Further in accordance with the present invention, the MVIC process monitors interaction between the authoring, process and the graphics display library using a conventional mechanism known as interposing. By interposing the MVIC process between the authoring process and the graphics display library, the MVIC process can monitor procedures of the graphics display library invoked by the authoring process.
The MVIC process monitors procedures of the graphics display library invoked by the authoring process for a target procedure which is invoked either at the completion of display of a frame or prior to display of a new frame. Such a target procedure can be, for example, a graphics pipeline flush or end-of-frame procedure which causes all graphical image data which is queued for transfer to a frame buffer to be immediately transferred to the frame buffer. Such graphics pipeline flush procedures are known by various identifiers in various respective implementations but serve the same primary purpose, i.e., are invoked by the authoring process only when a frame of the motion video image is complete and should therefore be displayed for the user prior to generation and display of the next frame of the motion video image. Other procedures which can be used as a target procedure also include (i) a swap buffer procedure which causes the contents of a temporary buffer to be loaded into the frame buffer and (ii) a new frame procedure which indicates that the last frame is complete and should be displayed and a buffer should be initialized for display of a new frame. Accordingly, the MVIC process interprets invocation of any such target procedure as an indication that the frame buffer contains pixel data representing a completed frame of the motion video image. The MVIC process therefore retrieves pixel data from the frame buffer in response to detection of invocation of the target procedure to thereby capture the completed frame.

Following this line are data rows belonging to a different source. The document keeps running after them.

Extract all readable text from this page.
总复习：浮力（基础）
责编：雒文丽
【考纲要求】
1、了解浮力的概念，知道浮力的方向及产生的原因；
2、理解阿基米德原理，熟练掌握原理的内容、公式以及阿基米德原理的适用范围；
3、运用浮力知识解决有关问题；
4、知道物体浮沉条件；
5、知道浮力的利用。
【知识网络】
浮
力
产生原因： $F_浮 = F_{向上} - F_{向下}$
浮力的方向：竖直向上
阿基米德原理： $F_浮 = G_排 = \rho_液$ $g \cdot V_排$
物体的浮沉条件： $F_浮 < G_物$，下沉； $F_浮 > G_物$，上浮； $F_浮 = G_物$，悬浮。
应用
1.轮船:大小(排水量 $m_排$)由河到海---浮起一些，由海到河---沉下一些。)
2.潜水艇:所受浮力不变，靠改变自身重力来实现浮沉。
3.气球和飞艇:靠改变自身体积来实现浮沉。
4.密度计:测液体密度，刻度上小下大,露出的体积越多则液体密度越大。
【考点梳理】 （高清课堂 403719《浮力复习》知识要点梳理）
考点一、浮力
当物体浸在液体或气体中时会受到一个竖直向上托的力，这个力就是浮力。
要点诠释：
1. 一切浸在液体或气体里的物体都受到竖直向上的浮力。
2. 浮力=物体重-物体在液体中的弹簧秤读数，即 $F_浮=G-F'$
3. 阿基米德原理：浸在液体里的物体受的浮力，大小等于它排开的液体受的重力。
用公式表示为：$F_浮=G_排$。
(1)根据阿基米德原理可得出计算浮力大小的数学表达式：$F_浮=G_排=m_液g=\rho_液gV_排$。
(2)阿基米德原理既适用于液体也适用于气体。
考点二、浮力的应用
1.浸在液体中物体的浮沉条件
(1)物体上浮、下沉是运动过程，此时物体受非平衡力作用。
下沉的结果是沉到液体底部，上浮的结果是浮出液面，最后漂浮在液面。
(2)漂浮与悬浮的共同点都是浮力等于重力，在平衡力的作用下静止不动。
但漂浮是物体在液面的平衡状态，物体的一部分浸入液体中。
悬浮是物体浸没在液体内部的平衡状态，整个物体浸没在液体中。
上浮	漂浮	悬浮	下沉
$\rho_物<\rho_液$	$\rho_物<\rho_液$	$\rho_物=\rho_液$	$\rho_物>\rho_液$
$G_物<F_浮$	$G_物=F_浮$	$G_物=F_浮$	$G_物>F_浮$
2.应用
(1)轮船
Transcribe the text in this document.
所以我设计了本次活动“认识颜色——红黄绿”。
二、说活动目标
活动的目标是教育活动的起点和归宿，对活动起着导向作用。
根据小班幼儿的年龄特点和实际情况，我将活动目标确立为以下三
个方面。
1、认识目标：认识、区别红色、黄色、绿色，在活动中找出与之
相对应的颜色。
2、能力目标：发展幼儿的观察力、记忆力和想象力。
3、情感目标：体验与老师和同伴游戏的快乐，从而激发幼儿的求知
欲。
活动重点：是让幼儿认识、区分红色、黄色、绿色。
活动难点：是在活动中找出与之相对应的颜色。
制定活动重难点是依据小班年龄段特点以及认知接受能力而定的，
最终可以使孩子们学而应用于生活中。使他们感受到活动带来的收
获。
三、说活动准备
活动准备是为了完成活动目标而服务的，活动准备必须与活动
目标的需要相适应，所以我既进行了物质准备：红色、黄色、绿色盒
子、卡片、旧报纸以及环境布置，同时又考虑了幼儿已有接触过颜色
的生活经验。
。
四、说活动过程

Once the MVIC process captures a completed frame of the motion video image from the frame buffer, the MVIC process stores the captured frame as a frame in a stored motion video image in a compact, standard motion video image format or still image format.
Thus, existing authoring processes can be used to generate and display motion video images and those motion video images can be easily and efficiently captured and stored in a compact, standard format. Accordingly, the motion video image can be delivered through a network such as the Internet and replayed remotely by a receiving computer system. In addition, the capture and storage of the motion video image is accomplished without modification to the authoring process. As a result, any of a multitude of currently available authoring processes can generate and display motion video images which can be stored for subsequent distribution through a network or for subsequent local redisplay without modification of the authoring processes and notwithstanding failure of the authoring process to provide for such capture and storage.